La disposition sur laquelle elle repose est un motif tiré de la toute récente loi « séparatisme » jamais utilisé auparavant : la « provocation à des agissements violents envers les personnes et les biens ». Le texte original qui permet les dissolutions visait les milices armées d’extrême droite, et évoquait les organisations qui « provoquent à des manifestations armées dans les rues ». Mais, comme l’explique Me Forray, la loi « séparatisme » a étendu cet alinéa. Pour lui, il s’agit d’une extension « fourre-tout », qui pose un problème d’interprétation. « Quelles sont ses limites, et sa portée ? Jusqu’ici, c’était impossible de dissoudre un groupe de gauche, car la lutte armée ou la discrimination, les motifs les plus fréquents de dissolution, sont antithétiques avec les valeurs que ceux-ci portent. Mais un “appel à la violence”, c’est difficile à interpréter », explique l’avocat. Pour lui, ce décret met en exergue un problème constitutionnel lié à cette loi : « Les agissements violents contre les biens, ça n’existe pas. On peut dégrader un bien, et on peut être violent contre une personne, c’est tout. Cette loi introduit une notion qui n’existe pas, ce qui crée une insécurité juridique majeure, puisqu’il devient impossible de connaître le champ d’application de la loi. »
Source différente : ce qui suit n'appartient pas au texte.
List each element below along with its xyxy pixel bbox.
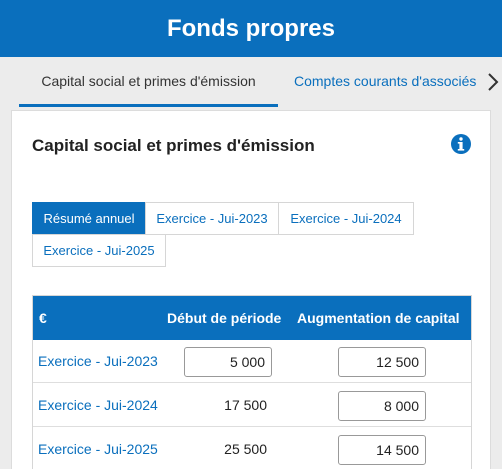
tab-scroll-right-button[interactable] xyxy=(484,57,502,107)
debut-value-2024: 17 500 xyxy=(224,397,267,413)
tab-comptes-courants[interactable]: Comptes courants d'associés xyxy=(294,57,484,107)
augmentation-input-2025[interactable] xyxy=(338,435,426,465)
column-header-augmentation: Augmentation de capital xyxy=(297,310,460,326)
panel-title: Capital social et primes d'émission xyxy=(32,136,315,155)
segment-exercice-2025[interactable]: Exercice - Jui-2025 xyxy=(32,234,166,267)
column-header-currency: € xyxy=(39,310,47,326)
app-header: Fonds propres xyxy=(0,0,502,57)
column-header-debut: Début de période xyxy=(167,310,282,326)
row-label: Exercice - Jui-2024 xyxy=(38,397,158,413)
row-label: Exercice - Jui-2025 xyxy=(38,441,158,457)
debut-value-2025: 25 500 xyxy=(224,441,267,457)
capital-panel: Capital social et primes d'émission Résu… xyxy=(11,110,491,469)
segment-resume-annuel[interactable]: Résumé annuel xyxy=(32,202,146,235)
segment-exercice-2023[interactable]: Exercice - Jui-2023 xyxy=(145,202,279,235)
page-title: Fonds propres xyxy=(166,14,335,42)
table-header: € Début de période Augmentation de capit… xyxy=(33,296,471,340)
row-label: Exercice - Jui-2023 xyxy=(38,353,158,369)
table-row: Exercice - Jui-2024 17 500 xyxy=(33,384,471,427)
info-circle-icon[interactable] xyxy=(450,133,472,155)
table-row: Exercice - Jui-2025 25 500 xyxy=(33,428,471,469)
tab-capital-social[interactable]: Capital social et primes d'émission xyxy=(19,57,278,107)
debut-input-2023[interactable] xyxy=(184,347,272,377)
table-row: Exercice - Jui-2023 xyxy=(33,340,471,383)
augmentation-input-2023[interactable] xyxy=(338,347,426,377)
tab-bar: Capital social et primes d'émission Comp… xyxy=(0,57,502,107)
segment-exercice-2024[interactable]: Exercice - Jui-2024 xyxy=(278,202,414,235)
augmentation-input-2024[interactable] xyxy=(338,391,426,421)
chevron-right-icon xyxy=(488,73,499,91)
capital-table: € Début de période Augmentation de capit… xyxy=(32,295,472,469)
La notification de dissolution envoyée par le ministère de l’Intérieur à Florent (1), chef supposé de la Gale, listait d’une part des manifestations et des actions attribuées à la Gale, en marge desquelles ont pu se produire des incidents, et d’autre part des posts sur les réseaux sociaux contre l’extrême droite, la police et la « violence et le racisme d’État », qui constituent les provocations à la violence reprochées à la Gale. Les avocats du collectif ont répondu par un document de 21 pages, que Politis a également pu consulter, qui dénonçait « des allégations injustifiées », des faits « inexacts », voire une démonstration « mensongère » de la part du ministère. Malgré ce document, le décret de dissolution a été annoncé mercredi dernier.
Pour autant, la Gale et ses avocats ne s’avouent pas vaincus : Me Olivier Forray et Agnès Bouquin ont déposé ce soir un référé libertés devant le Conseil d’État, qui, s’il n’est pas « trié », doit être traité dans les 48 heures, et peut aboutir à la suspension du décret. « C’était important pour nous que le référé soit traité avant le premier tour de l’élection présidentielle, explique Olivier Forray, On parle d’un groupe politique qui exerce son droit de critique en période électorale, ils veulent participer à des manifestations, participer à la vie politique du pays. » D’où la justification d’une procédure d’urgence.